Bei der Feuerwehr dürfte man die Teile kennen. Wenn ein Alarm ausgelöst wird, vibriert der Pager los. Wie bringt man einen Pager technisch dazu, zu vibrieren? Das Zauberwort heißt: Unwucht. Bring man etwas in eine Drehbewegung, was aus Versehen oder absichtlich nicht kreisrund, sondern unwuchtig ist, entsteht ein Geräusch. Zusätzlich vibriert der ganze Pager und bewegt sich – wenn er auf einer Tischplatte liegt – dann auch in irgendeine Richtung. Unwucht ist auch das Prinzip von Sirenen auf öffentlichen Gebäuden.
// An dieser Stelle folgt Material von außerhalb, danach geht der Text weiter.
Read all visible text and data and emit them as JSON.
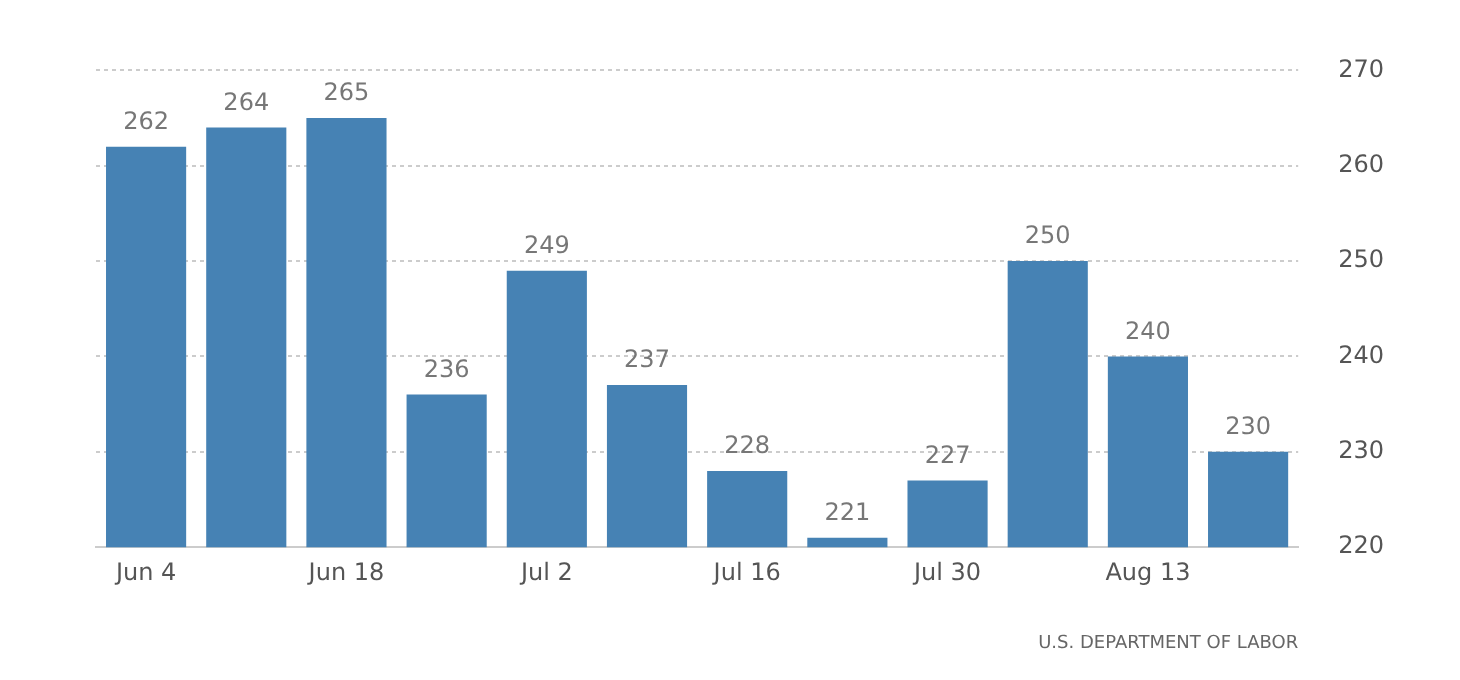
{
  "chart_data": {
    "type": "bar",
    "categories": [
      "Jun 4",
      null,
      "Jun 18",
      null,
      "Jul 2",
      null,
      "Jul 16",
      null,
      "Jul 30",
      null,
      "Aug 13",
      null
    ],
    "values": [
      262,
      264,
      265,
      236,
      249,
      237,
      228,
      221,
      227,
      250,
      240,
      230
    ],
    "color": "#4682b4",
    "ylim": [
      220,
      270
    ],
    "yticks": [
      220,
      230,
      240,
      250,
      260,
      270
    ],
    "grid": "y",
    "data_labels": true,
    "legend": false,
    "annotations": [
      "U.S. DEPARTMENT OF LABOR"
    ]
  }
}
Ich hatte auch so einen Piepser und habe damit Bereitschaftsdienst gemacht. Die Krönung war die Y2000-Bereitschaft. Alles bibberte, ob die Technik den Jahrtausendwechsel übersteht. Alles easy-going. Das Ding blieb still.

Cui bono.

Jetzt wissen wir, warum diese Teile vibrieren, nicht aber, warum sie explodieren. Hier ist das Zauberwort wiederum: Manipulation. Wer kann Hunderte/Tausende von Pagern manipulieren und fernzünden? Der alte Lateiner würde zusätzlich die alles entscheidende Frage stellen: Cui bono? Wem nutzt es? Und: Wer traut sich das zu?
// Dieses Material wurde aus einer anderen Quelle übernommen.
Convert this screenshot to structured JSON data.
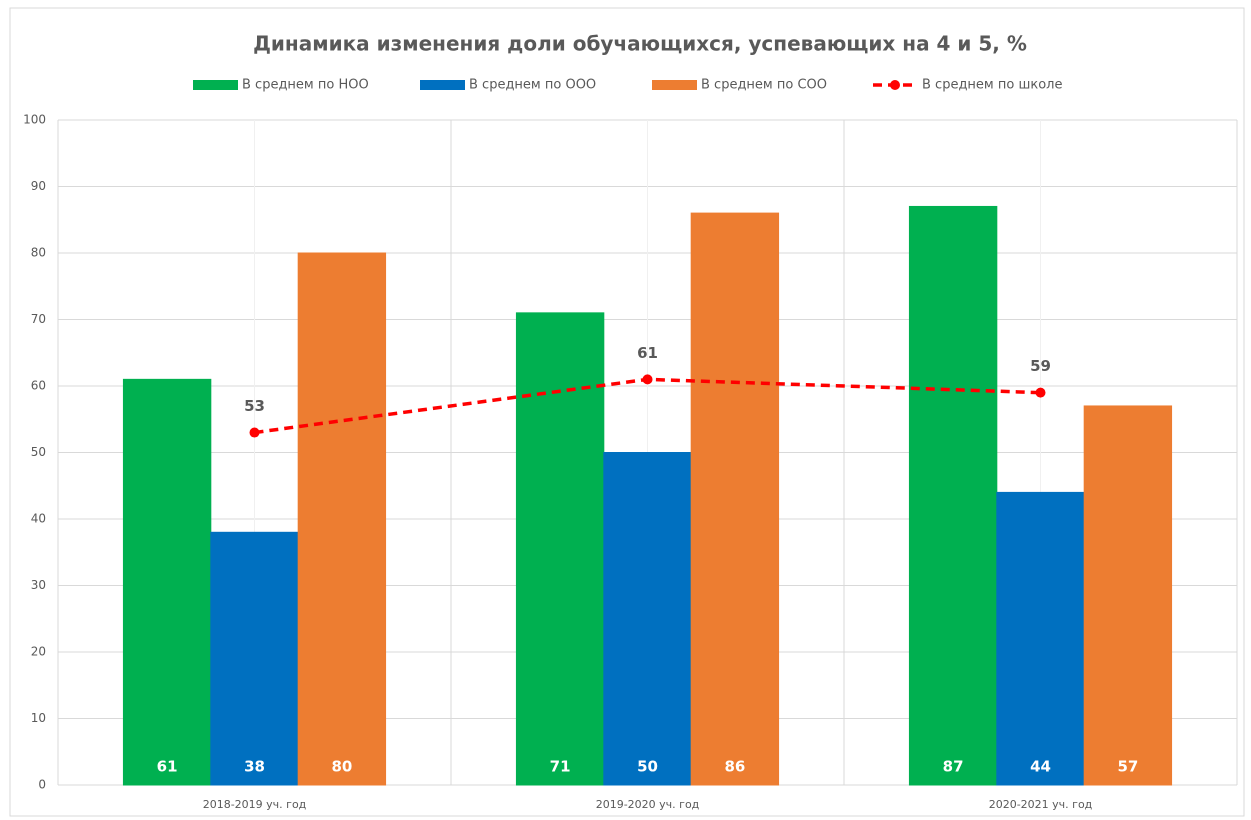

Die Antwort für alle diese Fragen liegt auf der Hand: Israel. Bei der Beurteilung der Situation stellt sich gleich die nächste Frage: Wie schafften es der Mossad, die Geräte punktgenau so zu verteilen, dass es aus Sicht Israels die „Richtigen“ trifft. Ich glaube, diese Frage war nicht von übergeordnetem Interesse. Israel wusste, dass sich die Hisbollah mit einer Ladung neuer Pager ausstatten wollte und hat in einer einmalig organsierten Aktion diesen Beschaffungsprozess „begleitet“. Denn angeblich haben die Hisbollah-Terroristen ihre Pager erst vor kurzem bekommen. Hört sich ja zunächst auch gut an, wenn die gesendeten Nachrichten maximal verschlüsselt sind. Die Israelis müssen es irgendwie geschafft haben, in die Produktions- oder Lieferkette einzugreifen.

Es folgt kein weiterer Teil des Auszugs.